Use of mathematical models in the study of local hemodynamics at the vascular wall

The behaviour of the vascular endothelium is ruled by several, complex interacting factors. One of them is known to be the local flow field, i.e. the local distribution of velocity and pressure. In particular, the shear stress at the wall, generated by the local velocity gradient (shear rate), is believed to be a potential cause of endothelial damage. In vivo evaluation of wall shear stress is heavily restricted by the technology available for accurate measurements of local fluid dynamic quantities (such as velocity and shear rate) and it turns out to be practically impossible. It is important to say that this kind of variables is the typical output from a class of mathematical models of the flow field, well-known in the engineering practice, based on the Finite Element Method (FEM). These models are generally based on highly detailed descriptions (either two- or three-dimensional) of the fluid domain of interest and offer two major benefits: the ability to control and isolate relevant variables as well as the ability to obtain quantitative data. The determination of proper boundary conditions can be achieved by means of a different class of mathematical models, able to describe the hydraulic behaviour of the global circulation, but discarding the dependence of the fluid dynamic quantities from the local geometry. This means that the generic fluid dynamic variable ν is now a function of only one spatial co-ordinate (which gives the location across the hydraulic network) as well as of time. These models are typically arranged as electrical networks including resistance, compliance and inertance components. A major issue is the level of detail to be adopted for the network model of the circulation: the more detailed it is, the more correct boundary conditions for the FEM model are obtained.
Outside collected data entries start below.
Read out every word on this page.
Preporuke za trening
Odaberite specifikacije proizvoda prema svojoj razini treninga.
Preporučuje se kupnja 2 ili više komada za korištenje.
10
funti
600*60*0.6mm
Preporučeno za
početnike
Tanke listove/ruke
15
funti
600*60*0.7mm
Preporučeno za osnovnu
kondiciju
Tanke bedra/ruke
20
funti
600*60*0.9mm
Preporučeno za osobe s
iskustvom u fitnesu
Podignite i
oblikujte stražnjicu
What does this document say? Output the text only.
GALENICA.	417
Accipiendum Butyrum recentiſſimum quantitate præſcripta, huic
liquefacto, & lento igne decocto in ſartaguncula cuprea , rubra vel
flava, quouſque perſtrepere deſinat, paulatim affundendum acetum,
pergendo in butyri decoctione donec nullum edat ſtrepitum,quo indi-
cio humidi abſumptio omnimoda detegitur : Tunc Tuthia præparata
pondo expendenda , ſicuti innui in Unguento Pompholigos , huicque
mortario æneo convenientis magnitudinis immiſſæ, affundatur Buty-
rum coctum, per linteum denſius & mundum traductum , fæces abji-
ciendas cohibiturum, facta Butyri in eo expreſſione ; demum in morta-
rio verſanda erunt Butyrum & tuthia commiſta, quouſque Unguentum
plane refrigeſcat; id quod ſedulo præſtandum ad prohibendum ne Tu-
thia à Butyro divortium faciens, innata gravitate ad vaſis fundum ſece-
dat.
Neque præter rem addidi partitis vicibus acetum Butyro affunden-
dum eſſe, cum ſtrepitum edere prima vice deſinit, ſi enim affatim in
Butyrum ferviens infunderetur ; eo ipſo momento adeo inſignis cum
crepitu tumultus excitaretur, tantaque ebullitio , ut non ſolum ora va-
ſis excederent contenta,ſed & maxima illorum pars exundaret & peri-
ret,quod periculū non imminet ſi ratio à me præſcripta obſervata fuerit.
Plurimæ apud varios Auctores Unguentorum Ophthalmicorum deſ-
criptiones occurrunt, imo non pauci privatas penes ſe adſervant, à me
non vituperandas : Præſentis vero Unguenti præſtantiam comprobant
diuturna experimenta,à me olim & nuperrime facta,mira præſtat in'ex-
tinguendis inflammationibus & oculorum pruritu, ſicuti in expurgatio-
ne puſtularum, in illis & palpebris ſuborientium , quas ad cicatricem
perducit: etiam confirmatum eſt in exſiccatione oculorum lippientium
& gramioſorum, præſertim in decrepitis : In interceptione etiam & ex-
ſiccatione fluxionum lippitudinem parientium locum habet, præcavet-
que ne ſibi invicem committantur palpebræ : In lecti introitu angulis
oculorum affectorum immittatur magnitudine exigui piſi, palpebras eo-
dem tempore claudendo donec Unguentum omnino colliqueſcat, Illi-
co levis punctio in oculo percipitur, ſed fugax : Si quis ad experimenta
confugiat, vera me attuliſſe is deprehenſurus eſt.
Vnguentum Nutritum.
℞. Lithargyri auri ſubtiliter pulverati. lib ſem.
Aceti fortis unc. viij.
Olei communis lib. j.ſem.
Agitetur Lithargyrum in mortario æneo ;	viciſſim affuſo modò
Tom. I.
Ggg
On the other hand, a high detail in the network model could require the knowledge of too many of its parameters. Provided a correct balance is achieved, the FEM model representing the flow field of interest at the endothelial wall can be thought as a built-in component of the global network model of the circulation. Using this approach simulations of the aorto coronary bypass fluid dynamics have been performed in steady and unsteady state and for both two- and three-dimensional models. The results are discussed for comparison.